Montag, 1. Februar 2016
Prokrastinationssüppchen zur Genesung
Da ich nach meinem dreitägigen
Wohnungs-, ja größtenteils Bettarrest, den mir hohes Fieber
auferlegt hatte, wenngleich noch immer hustend heute wieder ein
Mensch bin, der sein Bedürfnis nach Nahrung spürt, schlurfe ich am
Käfig vorbei zur Küche, um nach Essbarem Ausschau zu halten. Max
fiept. Ich hebe ihn also aus dem Käfig und er begleitet mich. „Sieht
nicht gut aus“, konstatiert er, sobald wir die Küche erreicht
haben. „Sieht nach
Das-Vertrocknete-oder-Verschimmelte-in-den-Müll-Werfen und
Einkaufen-Gehen aus“, präzisiere ich. „Du willst einkaufen
gehen?!“, ruft er entsetzt. „Mit dem WOLLEN ist das so eine
Sache“, seufze ich, „ich WILL essen, einkaufen MUSS ich.“ Max
weist mich mit einem Vorderpfötchenzeig zum Fenster darauf hin, dass
es davor regnet. Ich schaue nach draußen, fluche leise, setze mich auf
den Stuhl, stehe wieder auf, koche mir einen Kaffee, trinke zur
Stärkung die doppelte der empfohlenen Tagesdosis Acerolasaft und
fluche erneut. „Na ja“, versucht Max mich zu trösten, „vielleicht
geht es auch ohne Einkauf.“ „Ich habe Hunger“, entgegne ich
protestierend. „Ich auch“, gesteht er und krabbelt schmunzelnd
neben dem Herd zwischen das nicht mehr ganz frische Gemüse. „Einiges
davon kann man doch noch essen“, verkündet er, nachdem er zu
knuspern begonnen hat. „Du, mit vollem Mund spricht man nicht“,
ermahne ich ihn, „und mit vollem Mäulchen bzw. Schnäuzchen auch
nicht, bitte sehr!“ Während er irgendetwas Unverständliches vor
sich hin grummelt, hebe ich ihn nebst einem Möhrenstückchen nach
unten auf den Fußboden und suche oben selbst weiter nach
Verwertbarem. Aus der Zucchini schneide ich einige Stellen heraus,
die noch genießbar zu sein scheinen, drei der Tomaten sind nicht
schimmlig, alle Kartoffeln (zwei!) und ¼ der Möhren noch essbar und
mehr Zwiebeln in Ordnung, als ich für die heutige Mahlzeit verwenden
möchte. Zufrieden türme ich Zutaten auf dem Tisch auf und beginne zu
schnippeln. „Kochst du daraus jetzt ein feines Süppchen?“, fragt
Max. „Ja“, antworte ich, „Genesungssüppchen.“ Er legt seine
Stirn zunächst nachdenklich in Falten, dann zunehmend provozierend.
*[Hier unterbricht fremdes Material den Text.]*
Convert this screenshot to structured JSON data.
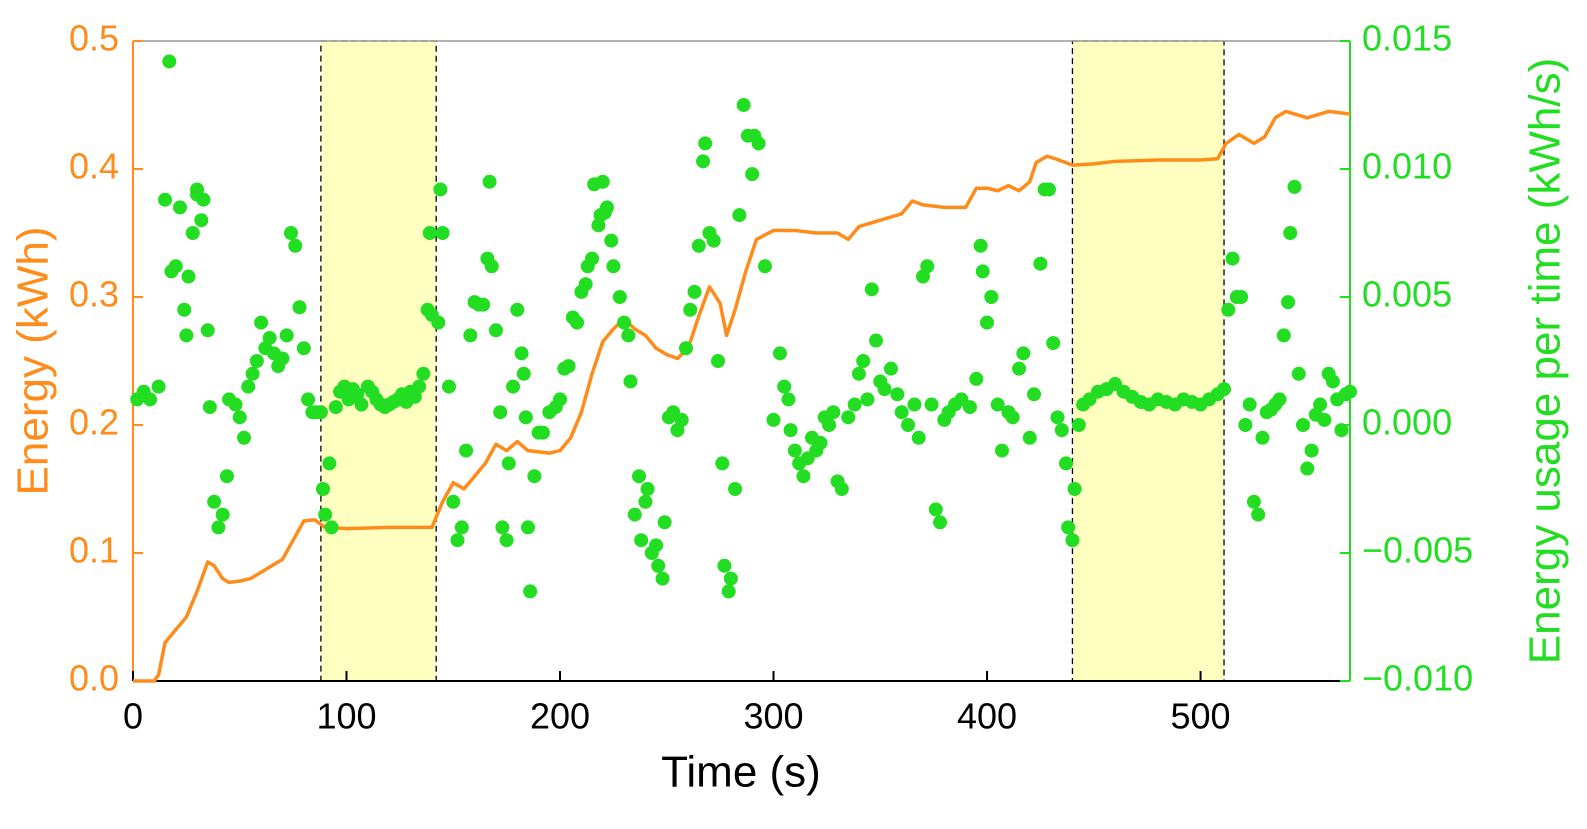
{
  "chart_data": {
    "type": "line",
    "xlabel": "Time (s)",
    "ylabel": "Energy (kWh)",
    "y2label": "Energy usage per time (kWh/s)",
    "xlim": [
      0,
      570
    ],
    "ylim": [
      0,
      0.5
    ],
    "y2lim": [
      -0.01,
      0.015
    ],
    "xticks": [
      0,
      100,
      200,
      300,
      400,
      500
    ],
    "yticks": [
      {
        "value": 0,
        "label": "0.0"
      },
      {
        "value": 0.1,
        "label": "0.1"
      },
      {
        "value": 0.2,
        "label": "0.2"
      },
      {
        "value": 0.3,
        "label": "0.3"
      },
      {
        "value": 0.4,
        "label": "0.4"
      },
      {
        "value": 0.5,
        "label": "0.5"
      }
    ],
    "y2ticks": [
      {
        "value": -0.01,
        "label": "−0.010"
      },
      {
        "value": -0.005,
        "label": "−0.005"
      },
      {
        "value": 0,
        "label": "0.000"
      },
      {
        "value": 0.005,
        "label": "0.005"
      },
      {
        "value": 0.01,
        "label": "0.010"
      },
      {
        "value": 0.015,
        "label": "0.015"
      }
    ],
    "y_axis_color": "#ff8c1a",
    "y2_axis_color": "#22dd22",
    "shaded_regions": [
      [
        88,
        142
      ],
      [
        440,
        511
      ]
    ],
    "shade_color": "#ffffc0",
    "series": [
      {
        "type": "line",
        "color": "#ff8c1a",
        "x": [
          0,
          10,
          12,
          15,
          20,
          25,
          30,
          35,
          38,
          42,
          45,
          50,
          55,
          60,
          65,
          70,
          75,
          80,
          85,
          90,
          100,
          120,
          140,
          145,
          150,
          155,
          160,
          165,
          170,
          175,
          180,
          185,
          195,
          200,
          205,
          210,
          215,
          220,
          225,
          230,
          235,
          240,
          245,
          250,
          255,
          260,
          265,
          270,
          275,
          278,
          282,
          287,
          292,
          300,
          310,
          320,
          330,
          335,
          340,
          350,
          360,
          365,
          370,
          380,
          390,
          395,
          400,
          405,
          410,
          415,
          420,
          423,
          428,
          432,
          440,
          450,
          460,
          480,
          500,
          508,
          512,
          518,
          525,
          530,
          535,
          540,
          550,
          560,
          570
        ],
        "values": [
          0,
          0,
          0.005,
          0.03,
          0.04,
          0.05,
          0.07,
          0.093,
          0.09,
          0.08,
          0.077,
          0.078,
          0.08,
          0.085,
          0.09,
          0.095,
          0.11,
          0.125,
          0.126,
          0.12,
          0.119,
          0.12,
          0.12,
          0.14,
          0.155,
          0.15,
          0.16,
          0.17,
          0.185,
          0.18,
          0.187,
          0.18,
          0.178,
          0.18,
          0.19,
          0.21,
          0.24,
          0.265,
          0.275,
          0.283,
          0.275,
          0.27,
          0.26,
          0.255,
          0.252,
          0.26,
          0.285,
          0.308,
          0.295,
          0.27,
          0.29,
          0.32,
          0.345,
          0.352,
          0.352,
          0.35,
          0.35,
          0.345,
          0.355,
          0.36,
          0.365,
          0.375,
          0.372,
          0.37,
          0.37,
          0.385,
          0.385,
          0.383,
          0.387,
          0.383,
          0.39,
          0.405,
          0.41,
          0.408,
          0.403,
          0.404,
          0.406,
          0.407,
          0.407,
          0.408,
          0.42,
          0.427,
          0.42,
          0.425,
          0.44,
          0.445,
          0.44,
          0.445,
          0.443
        ]
      },
      {
        "type": "scatter",
        "axis": "y2",
        "color": "#22dd22",
        "x": [
          2,
          5,
          8,
          12,
          15,
          17,
          18,
          20,
          22,
          24,
          25,
          26,
          28,
          30,
          30,
          32,
          33,
          35,
          36,
          38,
          40,
          42,
          44,
          45,
          48,
          50,
          52,
          54,
          56,
          58,
          60,
          62,
          64,
          66,
          68,
          70,
          72,
          74,
          76,
          78,
          80,
          82,
          84,
          86,
          88,
          89,
          90,
          92,
          93,
          95,
          97,
          99,
          101,
          103,
          105,
          107,
          110,
          112,
          114,
          116,
          118,
          120,
          122,
          124,
          126,
          128,
          130,
          132,
          134,
          136,
          138,
          139,
          140,
          143,
          144,
          145,
          148,
          150,
          152,
          154,
          156,
          158,
          160,
          162,
          164,
          166,
          167,
          168,
          170,
          172,
          173,
          175,
          176,
          178,
          180,
          182,
          183,
          184,
          185,
          186,
          188,
          190,
          192,
          195,
          198,
          200,
          202,
          204,
          206,
          208,
          210,
          212,
          213,
          215,
          216,
          218,
          219,
          220,
          221,
          222,
          224,
          225,
          228,
          230,
          232,
          233,
          235,
          237,
          238,
          240,
          241,
          243,
          245,
          246,
          248,
          249,
          251,
          253,
          255,
          257,
          259,
          261,
          263,
          265,
          267,
          268,
          270,
          272,
          274,
          276,
          277,
          279,
          280,
          282,
          284,
          286,
          288,
          290,
          291,
          293,
          296,
          300,
          303,
          305,
          307,
          308,
          310,
          312,
          314,
          316,
          318,
          320,
          322,
          324,
          326,
          328,
          330,
          332,
          335,
          338,
          340,
          342,
          344,
          346,
          348,
          350,
          352,
          355,
          358,
          360,
          363,
          366,
          368,
          370,
          372,
          374,
          376,
          378,
          380,
          382,
          385,
          388,
          392,
          395,
          397,
          398,
          400,
          402,
          405,
          407,
          410,
          412,
          415,
          417,
          420,
          422,
          425,
          427,
          429,
          431,
          433,
          435,
          437,
          438,
          440,
          441,
          443,
          445,
          448,
          452,
          456,
          460,
          464,
          468,
          472,
          476,
          480,
          484,
          488,
          492,
          496,
          500,
          504,
          508,
          511,
          513,
          515,
          517,
          519,
          521,
          523,
          525,
          527,
          529,
          531,
          533,
          535,
          537,
          539,
          541,
          542,
          544,
          546,
          548,
          550,
          552,
          554,
          556,
          558,
          560,
          562,
          564,
          566,
          568,
          570
        ],
        "values": [
          0.001,
          0.0013,
          0.001,
          0.0015,
          0.0088,
          0.0142,
          0.006,
          0.0062,
          0.0085,
          0.0045,
          0.0035,
          0.0058,
          0.0075,
          0.009,
          0.0092,
          0.008,
          0.0088,
          0.0037,
          0.0007,
          -0.003,
          -0.004,
          -0.0035,
          -0.002,
          0.001,
          0.0008,
          0.0003,
          -0.0005,
          0.0015,
          0.002,
          0.0025,
          0.004,
          0.003,
          0.0034,
          0.0028,
          0.0023,
          0.0026,
          0.0035,
          0.0075,
          0.007,
          0.0046,
          0.003,
          0.001,
          0.0005,
          0.0005,
          0.0005,
          -0.0025,
          -0.0035,
          -0.0015,
          -0.004,
          0.0007,
          0.0013,
          0.0015,
          0.001,
          0.0014,
          0.0012,
          0.0008,
          0.0015,
          0.0013,
          0.001,
          0.0008,
          0.0007,
          0.0008,
          0.0009,
          0.001,
          0.0012,
          0.0009,
          0.0013,
          0.0011,
          0.0015,
          0.002,
          0.0045,
          0.0075,
          0.0043,
          0.004,
          0.0092,
          0.0075,
          0.0015,
          -0.003,
          -0.0045,
          -0.004,
          -0.001,
          0.0035,
          0.0048,
          0.0047,
          0.0047,
          0.0065,
          0.0095,
          0.0062,
          0.0037,
          0.0005,
          -0.004,
          -0.0045,
          -0.0015,
          0.0015,
          0.0045,
          0.0028,
          0.002,
          0.0003,
          -0.004,
          -0.0065,
          -0.002,
          -0.0003,
          -0.0003,
          0.0005,
          0.0007,
          0.001,
          0.0022,
          0.0023,
          0.0042,
          0.004,
          0.0052,
          0.0055,
          0.0062,
          0.0065,
          0.0094,
          0.0078,
          0.0082,
          0.0095,
          0.0083,
          0.0085,
          0.0072,
          0.0062,
          0.005,
          0.004,
          0.0035,
          0.0017,
          -0.0035,
          -0.002,
          -0.0045,
          -0.003,
          -0.0025,
          -0.005,
          -0.0047,
          -0.0055,
          -0.006,
          -0.0038,
          0.0003,
          0.0005,
          -0.0002,
          0.0002,
          0.003,
          0.0045,
          0.0052,
          0.007,
          0.0103,
          0.011,
          0.0075,
          0.0072,
          0.0025,
          -0.0015,
          -0.0055,
          -0.0065,
          -0.006,
          -0.0025,
          0.0082,
          0.0125,
          0.0113,
          0.0098,
          0.0113,
          0.011,
          0.0062,
          0.0002,
          0.0028,
          0.0015,
          0.001,
          -0.0002,
          -0.001,
          -0.0015,
          -0.002,
          -0.0013,
          -0.0005,
          -0.001,
          -0.0007,
          0.0003,
          0,
          0.0005,
          -0.0022,
          -0.0025,
          0.0003,
          0.0008,
          0.002,
          0.0025,
          0.001,
          0.0053,
          0.0033,
          0.0017,
          0.0014,
          0.0022,
          0.0012,
          0.0005,
          0,
          0.0008,
          -0.0005,
          0.0058,
          0.0062,
          0.0008,
          -0.0033,
          -0.0038,
          0.0002,
          0.0005,
          0.0008,
          0.001,
          0.0007,
          0.0018,
          0.007,
          0.006,
          0.004,
          0.005,
          0.0008,
          -0.001,
          0.0005,
          0.0003,
          0.0022,
          0.0028,
          -0.0005,
          0.0012,
          0.0063,
          0.0092,
          0.0092,
          0.0032,
          0.0003,
          -0.0002,
          -0.0015,
          -0.004,
          -0.0045,
          -0.0025,
          0,
          0.0008,
          0.001,
          0.0013,
          0.0014,
          0.0016,
          0.0013,
          0.0011,
          0.0009,
          0.0008,
          0.001,
          0.0009,
          0.0008,
          0.001,
          0.0009,
          0.0008,
          0.001,
          0.0012,
          0.0014,
          0.0045,
          0.0065,
          0.005,
          0.005,
          0,
          0.0008,
          -0.003,
          -0.0035,
          -0.0005,
          0.0005,
          0.0006,
          0.0008,
          0.001,
          0.0035,
          0.0048,
          0.0075,
          0.0093,
          0.002,
          0,
          -0.0017,
          -0.001,
          0.0004,
          0.0008,
          0.0002,
          0.002,
          0.0017,
          0.001,
          -0.0002,
          0.0012,
          0.0013
        ]
      }
    ]
  }
}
„Gehenehesuhungssühüppchehen“, wiederholt er das Wort gedehnt
und geht dann ohne weitere Warnung sofort zum Frontalangriff über:
„Wolltest du nicht eigentlich längst deine Steuererklärung
geschrieben haben?“ Sehr froh, nicht einkaufen gehen zu müssen,
vor allem, weil es regnet, bin ich nicht gewillt, mich stattdessen
von meinem Haustier ärgern zu lassen, nicke nur kurz bestätigend
und zähle dann mit aller verfügbaren Ruhe und Gelassenheit
Argumente auf, die für mein Tun sprechen: „Erstens würden
Einkaufen und anschließendes Kochen zusammen viel länger dauern als
Kochen ohne vorheriges Einkaufen, zweitens müssen Lebewesen sich
ernähren, um am Leben zu bleiben, und drittens ist der Aufschub der
Steuererklärung meiner noch nicht ganz abgeklungenen Krankheit
anzulasten.“ „Pah!“, winkt Max ab. „Letzteres glaubt dir kein
Mensch.“ „Oh, doch“, behaupte ich, „der eine oder andere
schon." Dann wiegele ich ab: "Aber zum Glück bist du ja kein Mensch, sondern eine Ratte.“
Darauf reagiert Max mit einer seiner allerseltensten Reaktionen: Er
schweigt. Weil er gekränkt ist oder fühlt er sich geschmeichelt? Sein Gesichtsausdruck erteilt keine Auskunft. Ich brate die Zwiebeln in etwas Öl an und anschließend
hilft er mir still, das zerschnippelte Gemüse hinzuzufügen. Ich
fülle mit Wasser auf, er findet sogar noch einen Brühwürfel. Alles
gut! Was für ein Genesungssüppchen! Kochen kann es ohne unser
Zutun. Wir warten, sitzen uns dabei gegenüber und schauen uns an.
„Duhu“, sage ich nach einer Weile stummer Warterei, „wenn du
gerne möchtest, darfst du unser Süppchen Prokrastinationssüppchen
nennen. Finde ich okay.“ Max lacht und jubelt: „Welch tolles Wort
für eine tolle Mahlzeit!“ Bald schon steht sie duftend auf dem
Tisch, Max und ich gesellen uns zu ihr und alles andere duldet Aufschub.